On Friday, at 6:37pm, I text the following message to my sister: Brought home a ton of boxes...let the packing commence!
Sissy writes back: Ah, crap.
I respond: What?
Sissy: Packing.
Me: I don't mind. We have lots of time and I'm thrilled to be moving! For reals.
Yes, yours truly actually typed those words. If it were possible to go back in time, in Doctor Emmett Brown's Delorean, perchance, to when I was concocting that rose-colored little sentence...I'd probably stab myself.
I'd forgotten how horrible I am at packing! It's not that I'm an unorganized sort of individual; on the contrary, I can be quite methodical when I choose to be. One might even suggest I have mild habits of the obsessive compulsive variety. (My birthday does fall, after all, on the same astrological cusp as a one Howard Hughes! Not that I'm sitting around in the nude on a layer of Kleenex or anything...)
And I digress. Any way you slice it, there's just something about the whole packing process that makes me a little unhinged.
It's all just a little bit of history repeating...
Nearly two years ago, Hubby, Kittie and I left New York. We had eight years of possessions to sift through, and since I'd taken a week off in between jobs, I was in charge of packing up the bulk of it. (Do you recall any of this, Dear Reader? How my boss had generously gifted me with about 50 large packing boxes and 2,000 square feet of bubble wrap?)
There I was in the August heat, just Kittie and me, and all that BUBBLE WRAP. I won't lie. I went sort of mad. The boxes were quite roomy but I'd wrapped everything so carefully that each box probably contained about 75% bubble wrapping. (Of course, at the time I knew not what I was doing; hindsight is 50/50, is it not?) Hubby had no idea what was going into those boxes, he only knew they were accumulating at a rapid pace.
In the end, our 17 foot U-Haul was so crammed that Hubby and I were forced to leave many of our possessions out on the sidewalk, in the hopes that some vagabond would walk by and discover them. I'm not exaggerating; we could barely even close the door to the moving van. Among the items that wouldn't fit in our U-Haul: Hubby's desk, a desk chair, a wine rack, two air conditioners, a cast iron skillet, a portable gas grill, an air purifier,a full length mirror, a fondue set...the list goes on and on. Total hot messery.
I was under the impression that we just had a lot of stuff. Until we began unpacking it.
"Sarah!" my mother exclaimed. "There are like eight plates packed in this huge box!"
She was right. I'd maniacally wrapped nearly everything we owned. I ask you...what else was I supposed to do when left alone with 2,000 square feet of bubble wrap? There must have been 15 boxes for our dinnerware alone.

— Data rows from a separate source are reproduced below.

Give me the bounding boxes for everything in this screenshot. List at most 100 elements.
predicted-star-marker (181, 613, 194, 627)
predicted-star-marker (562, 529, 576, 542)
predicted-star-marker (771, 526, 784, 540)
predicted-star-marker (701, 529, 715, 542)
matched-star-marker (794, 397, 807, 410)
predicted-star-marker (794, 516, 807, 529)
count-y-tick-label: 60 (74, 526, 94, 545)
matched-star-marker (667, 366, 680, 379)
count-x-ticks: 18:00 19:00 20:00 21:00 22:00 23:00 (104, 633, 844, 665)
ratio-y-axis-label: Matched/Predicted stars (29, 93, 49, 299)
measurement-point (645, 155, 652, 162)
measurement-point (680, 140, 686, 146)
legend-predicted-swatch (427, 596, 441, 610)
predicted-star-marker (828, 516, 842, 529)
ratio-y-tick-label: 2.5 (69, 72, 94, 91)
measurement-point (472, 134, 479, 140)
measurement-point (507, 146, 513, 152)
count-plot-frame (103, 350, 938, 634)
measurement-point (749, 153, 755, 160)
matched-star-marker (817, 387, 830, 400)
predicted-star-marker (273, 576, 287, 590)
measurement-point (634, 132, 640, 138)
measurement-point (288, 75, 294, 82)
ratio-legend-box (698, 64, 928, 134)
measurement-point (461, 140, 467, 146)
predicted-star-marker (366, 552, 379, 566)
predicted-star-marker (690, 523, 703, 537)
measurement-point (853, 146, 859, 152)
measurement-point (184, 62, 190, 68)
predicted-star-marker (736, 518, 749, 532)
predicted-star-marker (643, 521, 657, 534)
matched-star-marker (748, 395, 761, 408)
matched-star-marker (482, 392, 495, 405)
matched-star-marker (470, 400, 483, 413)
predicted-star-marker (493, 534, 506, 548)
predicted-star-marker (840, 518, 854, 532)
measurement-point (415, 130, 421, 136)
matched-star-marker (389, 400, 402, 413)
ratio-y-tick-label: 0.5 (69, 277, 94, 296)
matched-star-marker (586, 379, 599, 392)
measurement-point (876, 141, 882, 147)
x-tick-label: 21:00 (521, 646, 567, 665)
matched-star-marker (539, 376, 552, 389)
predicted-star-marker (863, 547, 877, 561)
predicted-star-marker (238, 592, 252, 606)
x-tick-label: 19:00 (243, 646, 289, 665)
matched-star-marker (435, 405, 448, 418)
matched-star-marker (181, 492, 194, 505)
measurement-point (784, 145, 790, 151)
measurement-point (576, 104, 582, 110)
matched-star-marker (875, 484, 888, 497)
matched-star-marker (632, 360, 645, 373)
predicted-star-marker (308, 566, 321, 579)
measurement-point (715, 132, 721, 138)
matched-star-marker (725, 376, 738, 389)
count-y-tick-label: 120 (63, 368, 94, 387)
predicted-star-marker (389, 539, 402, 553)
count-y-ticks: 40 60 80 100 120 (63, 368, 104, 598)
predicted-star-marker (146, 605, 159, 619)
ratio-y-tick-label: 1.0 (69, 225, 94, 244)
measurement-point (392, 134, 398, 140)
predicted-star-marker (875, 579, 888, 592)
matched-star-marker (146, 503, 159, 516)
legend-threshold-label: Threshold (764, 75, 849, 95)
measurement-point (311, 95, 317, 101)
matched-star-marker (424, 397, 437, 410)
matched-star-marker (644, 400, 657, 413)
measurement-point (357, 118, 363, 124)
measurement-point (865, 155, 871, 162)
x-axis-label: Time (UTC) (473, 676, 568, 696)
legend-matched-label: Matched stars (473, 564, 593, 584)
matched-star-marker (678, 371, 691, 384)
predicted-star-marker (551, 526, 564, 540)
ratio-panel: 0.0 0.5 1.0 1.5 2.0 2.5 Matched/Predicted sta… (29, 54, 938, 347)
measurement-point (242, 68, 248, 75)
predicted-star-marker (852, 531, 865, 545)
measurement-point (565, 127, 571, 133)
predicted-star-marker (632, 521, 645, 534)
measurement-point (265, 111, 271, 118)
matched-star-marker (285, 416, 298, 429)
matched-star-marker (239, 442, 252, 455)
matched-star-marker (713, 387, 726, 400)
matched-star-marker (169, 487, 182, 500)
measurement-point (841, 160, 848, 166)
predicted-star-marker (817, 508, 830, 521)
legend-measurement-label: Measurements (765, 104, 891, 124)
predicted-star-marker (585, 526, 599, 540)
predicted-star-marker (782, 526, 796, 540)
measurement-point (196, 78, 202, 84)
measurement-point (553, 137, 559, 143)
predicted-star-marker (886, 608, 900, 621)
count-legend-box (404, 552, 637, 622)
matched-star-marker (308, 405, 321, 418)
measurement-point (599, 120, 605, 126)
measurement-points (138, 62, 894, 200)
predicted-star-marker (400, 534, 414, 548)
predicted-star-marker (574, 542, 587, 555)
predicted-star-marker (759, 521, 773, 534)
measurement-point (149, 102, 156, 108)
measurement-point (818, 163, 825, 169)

At the time I'd just assumed we had a lot of plates, bowls and mugs. Things really came to a boiling point when my godmother discovered I'd bubble wrapped my silverware.
"Well!?" I defended my stance, "We had a ton of bubble wrap! Why not use it?"
Hubby maintains that if I hadn't gotten so crazy, we would have had a lot more room in that U-Haul. At any rate, I am loathe to make the same mistake twice.
Let the packing commence!
On Saturday I decided to take all of our pictures and tchotchkes off the walls. This was an obvious choice, no? I began to individually wrap each small picture frame. Then, for a split second, I faltered. It was 7:45 am, and Hubby was still sleeping. I tiptoed into the bedroom.
"Hey, you awake?"
"Hmmm?"
"I was thinking of wrapping each picture frame separately, so they don't break?"
"Those frames were like $2 at CVS, you don't have to wrap them. Just put them in a box."
He was right, I didn't have to wrap them. They probably wouldn't break, after all, the frames themselves were plastic. And yet...
"But if the glass shatters, that would be a huge mess...it would be awful...all that glass everywhere..."
"Don't individually wrap them, babe."
In the end, I compromised. I piled up a large stack of them and wrapped a sheet of bubble wrap around the entire thing. A small step in the right direction, I like to think.
When Hubby awoke there was nothing on our walls. No Wacko Jacko doll sitting on our shelf, no sign next to the toilet that reads "The Loo," no magnets on the refrigerator...things were looking pretty bare.
My husband tentatively suggested that since we're still going to be living here for three weeks, perhaps it was an odd choice to remove all of the decorations first, but...
I decided then and there: Hubby will oversee the packing this time around. There will be no large boxes containing only two mugs and a salad spinner. There will be no boxes with 75 percent of the contents being bubble wrap. No, the boxes will be adequately, sensibly filled. By someone other than myself. Case closed.